Family and belongings [edit]
Engels'south ideas on the role of holding in the creation of the modern family unit and as such modern civilization begin to get more transparent in the latter part of Chapter 2 equally he begins to elaborate on the question of the monogamous relationship and the freedom to enter into (or decline) such a relationship. Bourgeois law dictates the rules for relationships and inheritances. As such, two partners, even when their marriage is non arranged, will always take the preservation of inheritance in mind and as such will never be entirely free to cull their partner. Engels argues that a human relationship based on property rights and forced monogamy will only lead to the proliferation of immorality and prostitution.
The only class, according to Engels, which is free from these restraints of property, and as a consequence from the danger of moral decay, is the proletariat, as they lack the monetary means that are the basis of (as well every bit threat to) the bourgeois spousal relationship. Monogamy is therefore guaranteed by the fact that theirs is a voluntary sex activity-dear relationship.
The social revolution which Engels believed was most to happen would eliminate class differences, and therefore also the need for prostitution and the enslavement of women.
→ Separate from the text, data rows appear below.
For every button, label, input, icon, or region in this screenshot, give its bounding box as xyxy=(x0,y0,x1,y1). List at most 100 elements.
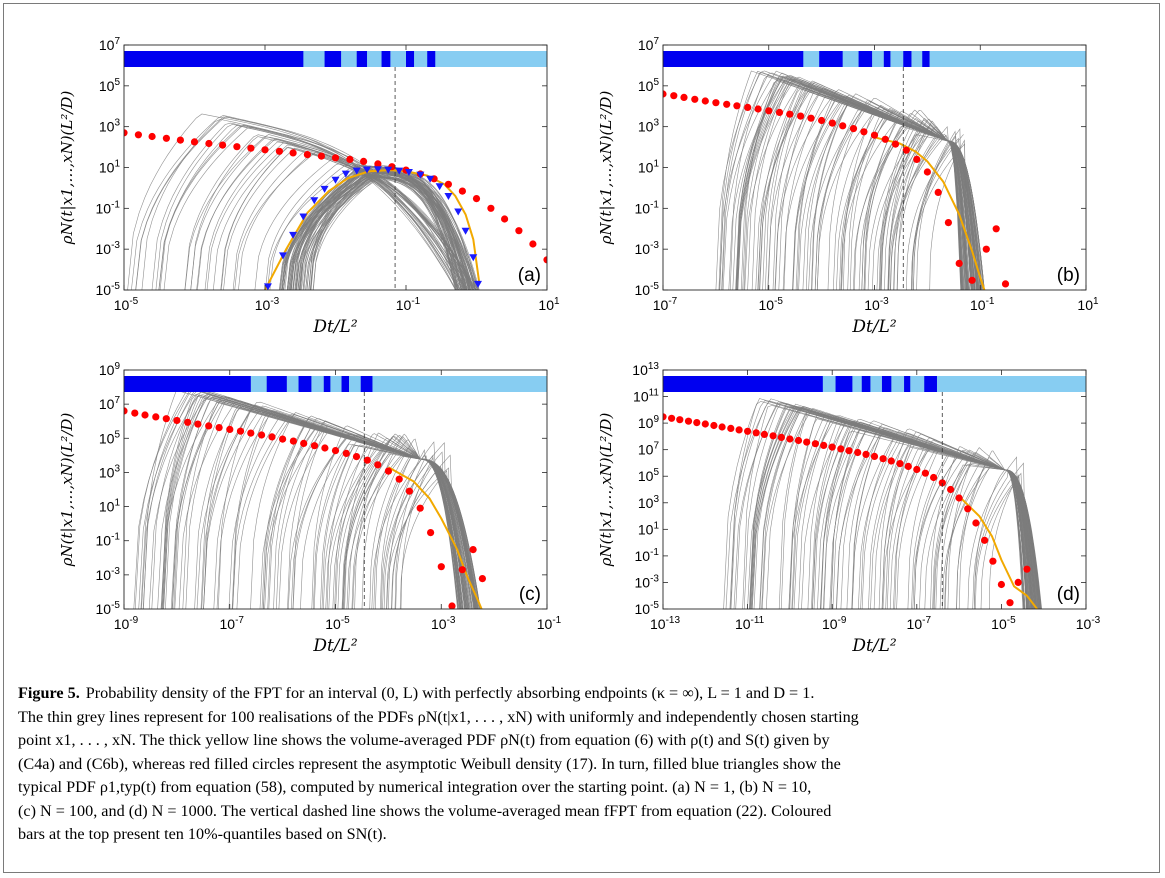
weibull-point xyxy=(923,168,932,176)
typical-pdf-point xyxy=(263,283,272,290)
x-axis-label: Dt/L² xyxy=(312,636,357,656)
grey-realisation-curve xyxy=(300,434,468,609)
weibull-point xyxy=(321,444,329,452)
y-tick-label: 10-1 xyxy=(635,547,660,564)
weibull-point xyxy=(444,180,452,188)
x-tick-label: 10-9 xyxy=(114,615,139,632)
weibull-point xyxy=(478,575,486,583)
weibull-point xyxy=(786,110,794,118)
weibull-point xyxy=(352,453,361,461)
grey-realisation-curve xyxy=(263,423,477,609)
x-tick-label: 10-5 xyxy=(114,296,139,313)
weibull-point xyxy=(261,146,269,154)
grey-realisation-curve xyxy=(833,104,984,290)
quantile-bar-segment xyxy=(858,51,873,67)
grey-realisation-curve xyxy=(911,143,975,290)
weibull-point xyxy=(992,225,1000,233)
weibull-point xyxy=(968,276,976,284)
grey-realisation-curve xyxy=(354,435,463,609)
weibull-point xyxy=(723,100,731,108)
weibull-point xyxy=(944,219,953,227)
weibull-point xyxy=(300,439,308,447)
weibull-point xyxy=(854,448,862,457)
weibull-point xyxy=(134,131,142,139)
weibull-point xyxy=(310,442,319,450)
y-tick-label: 101 xyxy=(99,498,121,515)
weibull-point xyxy=(684,417,693,425)
x-tick-label: 10-3 xyxy=(255,296,280,313)
quantile-bar-segment xyxy=(124,51,304,67)
typical-pdf-point xyxy=(331,176,340,184)
volume-averaged-pdf-line xyxy=(958,495,1039,609)
x-tick-label: 101 xyxy=(538,296,560,313)
grey-realisation-curve xyxy=(975,472,1038,609)
typical-pdf-point xyxy=(320,185,329,193)
weibull-point xyxy=(275,147,283,155)
y-axis-label: ρN(t|x1,…,xN)(L²/D) xyxy=(597,413,615,568)
grey-realisation-curve xyxy=(854,120,968,290)
y-tick-label: 103 xyxy=(99,463,121,480)
weibull-point xyxy=(289,149,297,157)
weibull-point xyxy=(152,413,160,421)
y-tick-label: 101 xyxy=(638,520,660,537)
typical-pdf-point xyxy=(278,252,287,260)
grey-realisation-curve xyxy=(184,134,464,290)
weibull-point xyxy=(405,487,413,495)
weibull-point xyxy=(247,144,255,152)
y-tick-label: 109 xyxy=(638,414,660,431)
grey-realisation-curve xyxy=(801,422,1026,609)
weibull-point xyxy=(765,107,773,115)
quantile-bar-segment xyxy=(904,376,911,392)
quantile-bar-segment xyxy=(663,51,804,67)
grey-realisation-curve xyxy=(273,426,459,609)
weibull-point xyxy=(887,457,895,465)
y-tick-label: 10-5 xyxy=(635,281,660,298)
weibull-point xyxy=(701,97,709,105)
grey-realisation-curve xyxy=(221,147,468,290)
y-tick-label: 10-5 xyxy=(96,600,121,617)
quantile-bar-segment xyxy=(406,51,415,67)
quantile-bar-segment xyxy=(903,51,912,67)
weibull-point xyxy=(693,419,701,427)
weibull-point xyxy=(981,536,989,544)
typical-pdf-point xyxy=(395,167,404,175)
weibull-point xyxy=(930,473,938,482)
quantile-bar-segment xyxy=(298,376,312,392)
weibull-point xyxy=(205,422,213,430)
panel-label: (b) xyxy=(1057,265,1080,286)
y-tick-label: 10-3 xyxy=(96,240,121,257)
weibull-point xyxy=(839,122,847,130)
x-tick-label: 10-9 xyxy=(822,615,847,632)
weibull-point xyxy=(190,138,199,146)
y-tick-label: 103 xyxy=(99,118,121,135)
x-tick-label: 101 xyxy=(1077,296,1099,313)
quantile-bar-segment xyxy=(341,376,349,392)
y-tick-label: 105 xyxy=(99,429,121,446)
y-tick-label: 103 xyxy=(638,494,660,511)
x-tick-label: 10-5 xyxy=(991,615,1016,632)
weibull-point xyxy=(176,136,184,144)
caption-line-3: point x1, . . . , xN. The thick yellow l… xyxy=(18,731,830,749)
quantile-bar-segment xyxy=(663,376,823,392)
y-tick-label: 1013 xyxy=(632,361,659,378)
weibull-point xyxy=(472,195,481,203)
caption-line-1: Figure 5. Probability density of the FPT … xyxy=(18,684,815,702)
figure-caption: Figure 5. Probability density of the FPT … xyxy=(18,682,1153,847)
weibull-point xyxy=(205,139,213,148)
x-axis-label: Dt/L² xyxy=(312,317,357,337)
weibull-point xyxy=(955,259,963,267)
grey-realisation-curve xyxy=(913,139,969,290)
weibull-point xyxy=(727,424,735,432)
y-tick-label: 10-3 xyxy=(96,566,121,583)
y-tick-label: 1011 xyxy=(633,388,659,405)
weibull-point xyxy=(233,143,241,151)
weibull-point xyxy=(289,437,297,445)
weibull-point xyxy=(458,566,466,574)
weibull-point xyxy=(775,108,784,116)
weibull-point xyxy=(701,420,709,428)
weibull-point xyxy=(786,435,794,443)
weibull-point xyxy=(194,420,202,428)
grey-realisation-curve xyxy=(216,410,478,609)
typical-pdf-point xyxy=(352,167,361,175)
weibull-point xyxy=(1001,280,1010,288)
If men needed only to be concerned with sexual practice-love and no longer with property and inheritance, then monogamy would come up naturally.
Footnotes [edit]
- ^ Tatiana Andrushchenko, Prefatory note to The Origin of the Family, Private Holding and the State: In the Lite of the Researches of Lewis H. Morgan, in Karl Marx and Frederick Engels, Nerveless Works: Volume 26: Frederick Engels, 1882-89. New York: International Publishers, 1990; pg. 130.
- ^ a b c d due east f m h i Andruschenko, "Prefatory note" in Marx-Engels Collected Works, vol. 26, pg. 640.
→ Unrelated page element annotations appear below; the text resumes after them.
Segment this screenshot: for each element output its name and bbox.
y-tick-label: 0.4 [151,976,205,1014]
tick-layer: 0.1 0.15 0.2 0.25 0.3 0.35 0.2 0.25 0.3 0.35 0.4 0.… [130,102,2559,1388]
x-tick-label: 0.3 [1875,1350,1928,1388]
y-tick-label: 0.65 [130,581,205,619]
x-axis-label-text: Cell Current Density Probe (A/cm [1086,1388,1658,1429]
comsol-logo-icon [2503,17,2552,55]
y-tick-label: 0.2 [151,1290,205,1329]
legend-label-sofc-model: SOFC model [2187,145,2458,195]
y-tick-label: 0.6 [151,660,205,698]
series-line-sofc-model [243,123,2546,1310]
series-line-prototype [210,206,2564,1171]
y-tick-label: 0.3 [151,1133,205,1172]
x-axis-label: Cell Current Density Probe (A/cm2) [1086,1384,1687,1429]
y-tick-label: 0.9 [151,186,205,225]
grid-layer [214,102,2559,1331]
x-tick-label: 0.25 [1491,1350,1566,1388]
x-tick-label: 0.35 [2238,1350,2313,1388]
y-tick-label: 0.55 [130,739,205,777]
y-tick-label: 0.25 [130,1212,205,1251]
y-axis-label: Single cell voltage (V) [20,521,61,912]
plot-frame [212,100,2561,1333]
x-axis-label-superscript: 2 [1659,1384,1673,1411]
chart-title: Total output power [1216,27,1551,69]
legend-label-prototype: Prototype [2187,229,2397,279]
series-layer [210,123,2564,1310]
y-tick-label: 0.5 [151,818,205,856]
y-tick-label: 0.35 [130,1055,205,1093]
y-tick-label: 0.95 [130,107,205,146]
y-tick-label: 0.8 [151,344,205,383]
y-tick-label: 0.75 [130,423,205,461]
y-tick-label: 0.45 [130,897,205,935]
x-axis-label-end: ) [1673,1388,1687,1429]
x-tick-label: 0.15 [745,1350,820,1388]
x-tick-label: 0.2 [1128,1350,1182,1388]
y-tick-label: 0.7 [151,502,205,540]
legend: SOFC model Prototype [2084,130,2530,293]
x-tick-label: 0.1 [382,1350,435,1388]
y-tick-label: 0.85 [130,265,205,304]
- ^ Frederick Engels, "Writer'southward Preface to the First Edition", in The Origin of the Family, Individual Property and the Country. Ernest Untermann, trans. Chicago: Charles H. Kerr & Co., 1902; pg. 9.
- ^ Frederick Engels in London to Karl Kautsky in Zurich, Apr 26, 1884, in Karl Marx and Frederick Engels, Collected Works: Book 47: Engels, 1883-86. New York: International Publishers, 1995; pp. 131-132.
- ^ a b c Engels to Kautsky, April 26, 1884, pg. 132.
- ^ a b Frederick Engels in London to Eduard Bernstein in Zurich, May 22, 1884, in Karl Marx and Frederick Engels, Collected Works: Volume 47: Engels, 1883-86. New York: International Publishers, 1995; pp. 136-137.
- ^ Malinowski, B. 1956. Marriage: Past and Nowadays. A fence between Robert Briffault and Bronislaw Malinowski, ed. M. F. Ashley Montagu. Boston: Porter Sargent.
- ^ Harris, M. 1969. The Ascent of Anthropological Theory. London: Routledge, p. 305.
External links [edit]
- The Origin of the Family unit, Private Property and the State. Ernest Untermann, trans. Chicago: Charles H. Kerr & Co., 1909. —Identical to 1st English language edition.
- The Origin of the Family, Individual Property and the State. Alternating translation. New York: International Publishers, north.d. [c. 1933].
- German language language html version.